先天性白内障は遺伝や子宮内感染で胎児に発病します

白内障は水晶体が濁って、物がかすんだりぼやけて見えたりするようになる病気のことです。年配者の病気というイメージが強いですが、遺伝や妊婦時の薬剤服用、放射線の被曝、子宮内感染、糖尿病などの母体の代謝疾患、母体の栄養障害、未熟児での出生などによる先天性の白内障も少なくなく、250人の新生児に対して1人という高い発症率となっています。

子宮内感染では、風疹、ヘルペス、耳下腺炎などがありますが、なかでも風疹が有名で、妊娠3ヶ月以内に母体が風疹ウイルスの感染を受けたときに、胎児に発病します。

発病すると白内障以外にも、難聴や心臓疾患などの兆候が現れます。ただし、ワクチンを受けていれば、風疹ウイルスによって先天性白内障にかかる確率は非常に少なくなります。

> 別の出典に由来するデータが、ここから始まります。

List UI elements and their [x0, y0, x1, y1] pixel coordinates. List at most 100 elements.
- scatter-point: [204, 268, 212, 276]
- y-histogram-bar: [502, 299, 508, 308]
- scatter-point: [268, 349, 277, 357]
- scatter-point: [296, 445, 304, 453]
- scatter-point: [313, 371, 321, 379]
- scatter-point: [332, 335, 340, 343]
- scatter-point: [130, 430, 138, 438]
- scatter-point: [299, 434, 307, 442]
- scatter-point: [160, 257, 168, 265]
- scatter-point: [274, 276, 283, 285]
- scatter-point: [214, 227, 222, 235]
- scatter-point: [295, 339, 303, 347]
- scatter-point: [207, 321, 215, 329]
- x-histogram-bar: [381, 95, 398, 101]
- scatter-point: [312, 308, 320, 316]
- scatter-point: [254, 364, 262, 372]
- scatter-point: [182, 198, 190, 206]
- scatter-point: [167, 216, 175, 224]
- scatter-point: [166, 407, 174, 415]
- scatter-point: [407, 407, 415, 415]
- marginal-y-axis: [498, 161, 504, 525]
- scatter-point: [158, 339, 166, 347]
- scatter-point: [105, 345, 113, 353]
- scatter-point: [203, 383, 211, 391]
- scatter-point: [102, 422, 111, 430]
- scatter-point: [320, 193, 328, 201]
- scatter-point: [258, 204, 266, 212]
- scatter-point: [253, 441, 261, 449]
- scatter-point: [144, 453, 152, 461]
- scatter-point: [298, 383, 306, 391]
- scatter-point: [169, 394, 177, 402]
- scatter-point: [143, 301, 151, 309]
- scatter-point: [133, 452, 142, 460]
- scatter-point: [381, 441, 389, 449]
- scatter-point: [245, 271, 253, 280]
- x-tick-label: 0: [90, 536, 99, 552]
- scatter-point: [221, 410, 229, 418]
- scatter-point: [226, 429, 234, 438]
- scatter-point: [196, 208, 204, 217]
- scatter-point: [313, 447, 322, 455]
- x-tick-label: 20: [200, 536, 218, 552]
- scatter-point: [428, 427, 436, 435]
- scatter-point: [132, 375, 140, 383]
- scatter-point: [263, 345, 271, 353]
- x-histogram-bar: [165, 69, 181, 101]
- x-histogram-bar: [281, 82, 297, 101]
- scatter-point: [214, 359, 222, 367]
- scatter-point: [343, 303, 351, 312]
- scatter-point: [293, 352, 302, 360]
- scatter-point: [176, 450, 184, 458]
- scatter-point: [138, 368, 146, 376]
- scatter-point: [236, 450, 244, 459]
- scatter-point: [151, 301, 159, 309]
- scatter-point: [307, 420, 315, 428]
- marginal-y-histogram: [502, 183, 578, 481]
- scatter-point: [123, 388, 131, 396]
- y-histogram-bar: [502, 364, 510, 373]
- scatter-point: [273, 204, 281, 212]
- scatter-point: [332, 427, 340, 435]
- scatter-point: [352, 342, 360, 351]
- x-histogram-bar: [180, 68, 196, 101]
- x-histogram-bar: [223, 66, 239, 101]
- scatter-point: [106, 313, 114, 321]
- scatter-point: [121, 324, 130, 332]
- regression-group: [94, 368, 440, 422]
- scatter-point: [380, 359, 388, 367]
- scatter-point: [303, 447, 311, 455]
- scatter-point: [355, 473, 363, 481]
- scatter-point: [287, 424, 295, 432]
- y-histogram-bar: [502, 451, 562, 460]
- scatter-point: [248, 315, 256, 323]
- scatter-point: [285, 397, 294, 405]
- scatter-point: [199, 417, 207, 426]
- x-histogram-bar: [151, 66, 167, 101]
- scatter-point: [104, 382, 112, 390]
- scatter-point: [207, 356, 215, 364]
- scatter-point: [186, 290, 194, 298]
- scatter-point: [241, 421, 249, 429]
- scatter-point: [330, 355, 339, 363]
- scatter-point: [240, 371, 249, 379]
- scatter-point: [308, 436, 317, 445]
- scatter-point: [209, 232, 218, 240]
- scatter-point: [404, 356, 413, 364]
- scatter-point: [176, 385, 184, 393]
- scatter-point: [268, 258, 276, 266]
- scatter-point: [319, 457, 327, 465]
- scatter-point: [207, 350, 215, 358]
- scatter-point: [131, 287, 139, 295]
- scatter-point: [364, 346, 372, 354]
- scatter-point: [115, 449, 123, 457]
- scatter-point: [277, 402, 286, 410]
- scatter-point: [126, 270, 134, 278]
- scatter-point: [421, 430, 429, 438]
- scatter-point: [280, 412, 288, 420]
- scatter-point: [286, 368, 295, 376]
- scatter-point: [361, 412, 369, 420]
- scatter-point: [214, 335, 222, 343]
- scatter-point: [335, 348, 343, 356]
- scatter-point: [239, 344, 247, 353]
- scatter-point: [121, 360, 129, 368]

治療に際しては手術が必要です。成人の白内障と違って視機能が未発達の状態で起こる病気ですので、手術後に弱視の訓練が重要となります。

治療できる範囲は、水晶体の濁り方やその程度によりますので、治療してもよい視力が得られないこともあります。また、手術後に再び白内障のような症状が出る後発白内障になる頻度が高いので、注意が必要です。